Funding Mechanisms to Incentivize Sustainable and Inclusive Water Provision in Kenya’s Arid Lands

A pupil of Reuben baptist community school demonstrates to Andy who is an Oxfam supporter how to use the Fresh life toilet, Mukuru, Nairobi, Kenya, 2017. Allan Gichigi/Oxfam
Paper publication date: 
Monday, September 3, 2018

This paper explores the hypothesis that funding mechanisms such as outcomes-based funding and upfront investment can help to overcome the risk aversion associated with the high capex costs of solar-powered water pumps (SWPs) and hence begin to catalyse SWP market growth in Kenya. Evidence for the role of SWPs as a reliable source of water in drought periods has been growing since the 2011 drought, one of Kenya’s worst in decades but one during which villages with SWPs set up displayed a self-sufficiency in water supply. Despite the superior economics of SWPs in the arid and semi-arid lands (ASALs) of Kenya, investment in this technology has overwhelming been made through NGO grant financing. This can be a hindrance to sustainability – with the handover of systems being the ultimate goal, rather than the finance system or structure set up to manage these systems.

This research paper evaluates under what conditions SWP systems are commercially viable; what is the impact of non-revenue water (NRW) and the level of tariff on commercial viability; and finally, what are the implications of these findings for the optimal funding mix for the development of sustainable SWP systems.

It finds that both tariffs and NRW are key determinants of commercial viability in the long term and that, without addressing some of the underlying issues that hinder adequate revenue collection, the market will continue to face challenges in becoming self-sustaining.
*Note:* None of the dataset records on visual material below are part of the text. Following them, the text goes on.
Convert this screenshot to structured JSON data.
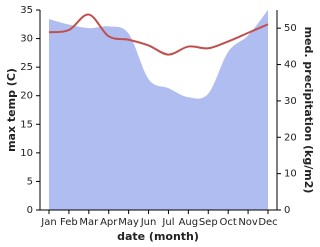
{
  "chart_data": {
    "type": "line",
    "xlabel": "date (month)",
    "ylabel": "max temp (C)",
    "y2label": "med. precipitation (kg/m2)",
    "categories": [
      "Jan",
      "Feb",
      "Mar",
      "Apr",
      "May",
      "Jun",
      "Jul",
      "Aug",
      "Sep",
      "Oct",
      "Nov",
      "Dec"
    ],
    "series": [
      {
        "type": "area",
        "axis": "y2",
        "color": "#b0bdf0",
        "values": [
          52.5,
          51,
          50,
          50.5,
          48.5,
          36,
          33.5,
          31,
          32,
          43.5,
          48,
          55
        ]
      },
      {
        "type": "line",
        "axis": "y",
        "color": "#c0504d",
        "values": [
          31.1,
          31.5,
          34.2,
          30.4,
          29.8,
          28.8,
          27.2,
          28.6,
          28.3,
          29.5,
          31.0,
          32.5
        ]
      }
    ],
    "ylim": [
      0,
      35
    ],
    "yticks": [
      0,
      5,
      10,
      15,
      20,
      25,
      30,
      35
    ],
    "y2lim": [
      0,
      55
    ],
    "y2ticks": [
      0,
      10,
      20,
      30,
      40,
      50
    ]
  }
}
The funding process for ongoing maintenance and operations can not only provide the finance to ensure a functional service but can also improve transparency and accountability.

For this reason, in designing a funding mechanism it is necessary to think realistically about the level of support that might be required for the projects led by Water User Associations (WUAs), where revenue collection is likely to be more challenging: for example, considering whether conditions for funding should include capacity building for financial management or grant funding for affordable yet viable water access, as well as the role of technology (e.g. water ATMs, electronic billing systems) in overcoming transparency and revenue challenges.